The SmartGWT RestDataSource, I changed;
fetchProps.setHttpMethod("GET"); to fetchProps.setHttpMethod("POST");
an I still kept: fetch.setDataProtocol(DSProtocol.POSTMESSAGE);
// set up FETCH to use GET requests
OperationBinding fetch = new OperationBinding();
fetch.setOperationType(DSOperationType.FETCH);
fetch.setDataProtocol(DSProtocol.POSTMESSAGE);
fetch.setDataFormat(DSDataFormat.JSON);
// ===========================================
DSRequest fetchProps = new DSRequest();
fetchProps.setHttpMethod("POST");
fetchProps.setContentType("application/json");
fetch.setRequestProperties(fetchProps);
Also in the same RestDataSource, in the "transformRequest" method, I added:
Map<String, String> httpHeaders = new HashMap<String, String>();
httpHeaders.put("Content-Type", "application/json");
httpHeaders.put("Accept", "application/json");
dsRequest.setHttpHeaders(httpHeaders);
This made sure that whatever browser I was using, these two headers are being manually set.
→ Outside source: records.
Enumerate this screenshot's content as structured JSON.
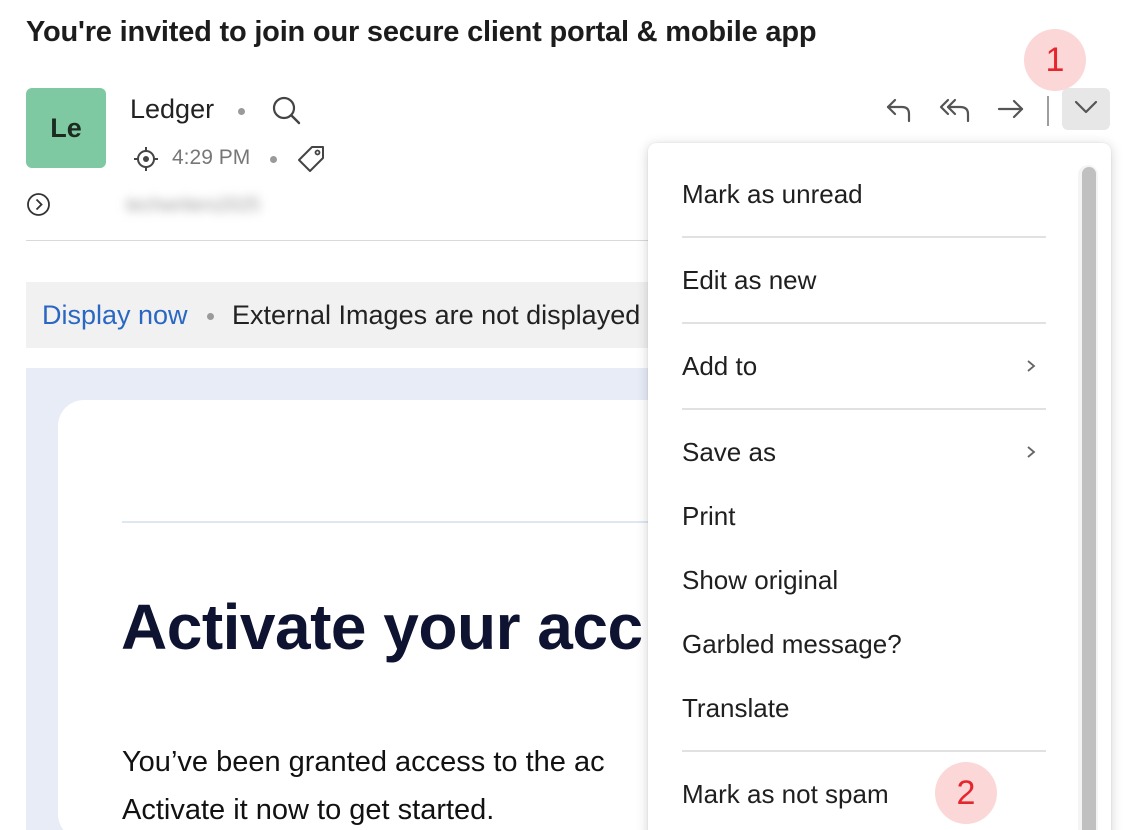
{
  "email": {
    "subject": "You're invited to join our secure client portal & mobile app",
    "sender": {
      "avatar_initials": "Le",
      "avatar_color": "#7fc9a2",
      "name": "Ledger",
      "time": "4:29 PM",
      "email_blurred": "techwriters2025"
    },
    "icons": {
      "sender_search": "search-icon",
      "time_target": "target-icon",
      "tag": "tag-icon",
      "expand": "chevron-right-circle-icon",
      "reply": "reply-icon",
      "reply_all": "reply-all-icon",
      "forward": "forward-icon",
      "more": "chevron-down-icon"
    }
  },
  "images_bar": {
    "display_now": "Display now",
    "note": "External Images are not displayed"
  },
  "content": {
    "title": "Activate your acc",
    "body_line1": "You’ve been granted access to the ac",
    "body_line2": "Activate it now to get started."
  },
  "annotations": {
    "step1": "1",
    "step2": "2",
    "badge_color": "#e6262d"
  },
  "menu": {
    "items": [
      {
        "label": "Mark as unread"
      },
      {
        "label": "Edit as new"
      },
      {
        "label": "Add to",
        "submenu": true
      },
      {
        "label": "Save as",
        "submenu": true
      },
      {
        "label": "Print"
      },
      {
        "label": "Show original"
      },
      {
        "label": "Garbled message?"
      },
      {
        "label": "Translate"
      },
      {
        "label": "Mark as not spam"
      }
    ]
  },
  "colors": {
    "link": "#2a67c3",
    "title_text": "#0d1330"
  }
}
The Spring MVC Controller resides in the same web-app, so for now, this avoids any SOP cross-site domain issues until I can test that out. In the meantime, the header for my control looks like:
#RequestMapping(value = "/searchAndCount", method = RequestMethod.POST, headers =
{ "Accept=application/json", "Content-Type=application/json" })
public #ResponseBody
ArrayList<?> searchAndCountPOST(#RequestBody SearchInvoiceDTO searchInvoiceDto)
This work great to get called, and it returned my data. The original unit test I had was doing a MockMVc.get which worked and through me off. It must have recognized data coming through and changed the GET to a POST to make it work. My unit test was changed to a POST now, and that also works well.
I hope all this work pays off for someone else!